Собственно травмирующим фактором является навязывание Я не согласующегося с его представлениями содержания, в результате чего Я решается изгнать новое впечатление. Вследствие акта изгнания, воспринятые новые образы вовсе не становятся уничтоженными, они просто вытесняются в сферу бессознательного. Если такое явление произошло в жизни индивида хотя бы один только раз, то оно закладывает этим основание и кристаллизационный пункт для создания отдаленной от других представлений Я психической группы, внутри которой в дальнейшем ходе жизни накапливается все то, что имело своей предпосылкой несоответствие представлениям Я. В случае приобретенной истерии такое расщепление сознания является желанным, намеренным актом, довольно часто вызываемым по собственному произволу, по меньшей мере в начальный период. Но на самом деле происходит вовсе не то, чего хотел добиться индивид – он бы хотел полностью устранить неприятное представление, словно бы последнего никогда и не существовало, а удается же ему всего-навсего лишь психическая изоляция неприятных сцен.

В истории болезни нашей пациентки травматический фактор связан с теми порицаниями, которые ей пришлось выслушать от директора из-за того, что дама поцеловала детей. Но сцена эта до поры до времени никак не сказывалась на психическом состоянии пациентки, хотя возможно, что уже тогда появились первые признаки расстройства настроения и повышенная обидчивость, об этом я ничего не знаю. Но сами истеричные симптомы возникли гораздо позже, в те моменты, которые можно бы было назвать «вспомогательными» и для которых было характерно то, что обе контрастные психические группы существовали одновременно, как бы в условиях расширенного сомнамбулического сознания. Первым из таковых моментов, повлекшим за собой конверзию у мисс Люси, являлась сцена в столовой, когда главный бухгалтер хотел поцеловать детей. Дополнительно сюда еще присоединилось травматическое воспоминание, и пациентка повела себя так, словно бы у нее никогда и не существовало симпатии к ее господину. В других историях болезни различные провоцирующие моменты могут совпадать, сама конверзия возникает под прямым воздействием переживаемой психотравмы.
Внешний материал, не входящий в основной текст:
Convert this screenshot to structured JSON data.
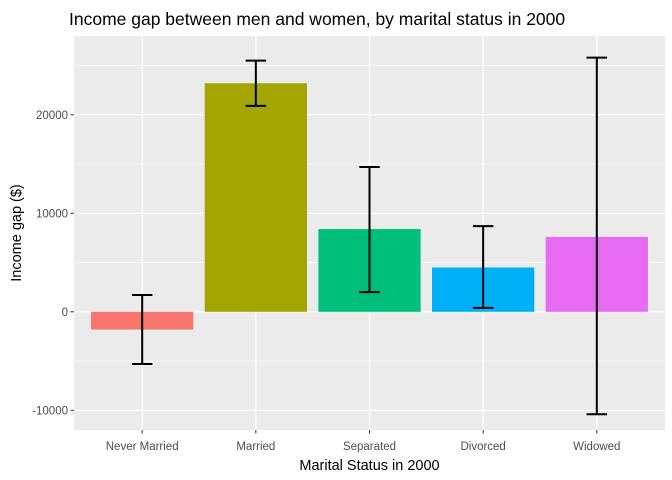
{
  "chart_data": {
    "type": "bar",
    "title": "Income gap between men and women, by marital status in 2000",
    "xlabel": "Marital Status in 2000",
    "ylabel": "Income gap ($)",
    "categories": [
      "Never Married",
      "Married",
      "Separated",
      "Divorced",
      "Widowed"
    ],
    "values": [
      -1800,
      23200,
      8400,
      4500,
      7600
    ],
    "error_low": [
      -5300,
      20900,
      2000,
      400,
      -10400
    ],
    "error_high": [
      1700,
      25500,
      14700,
      8700,
      25800
    ],
    "colors": [
      "#F8766D",
      "#A3A500",
      "#00BF7D",
      "#00B0F6",
      "#E76BF3"
    ],
    "ylim": [
      -12000,
      28000
    ],
    "yticks": [
      -10000,
      0,
      10000,
      20000
    ],
    "ytick_labels": [
      "-10000",
      "0",
      "10000",
      "20000"
    ],
    "grid": true,
    "legend": "none",
    "panel_background": "#EBEBEB",
    "grid_color": "#FFFFFF",
    "error_bar_color": "#000000"
  }
}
Второй вспомогательный момент довольно точно повторяет механизм первого. На короткое время новое сильное впечатление объединяет противоречивый материал, находящийся в сознании, а потом конверзия проделывает тот же самый путь, что ей был предоставлен и в первый раз. Интерес может представлять то, что второй по времени симптом как бы прикрывает собой тот, что возник раньше, так что его становится невозможно обнаружить, пока не будет окончательно устранен второй симптом. Заслуживает внимания читателя и особый механизм инверсии событий (изменение хода событий, когда первое событие представляется последним, и наоборот), которому вынужден подчиняться процесс психического анализа. Подобное происходило в моей практике не раз, возникшие позднее симптомы скрывали за собой первоначальные, но лишь первые по времени возникновения симптомы, к которым приходилось пробиваться в ходе кропотливого психического анализа, содержали к себе ключ ко всему целому.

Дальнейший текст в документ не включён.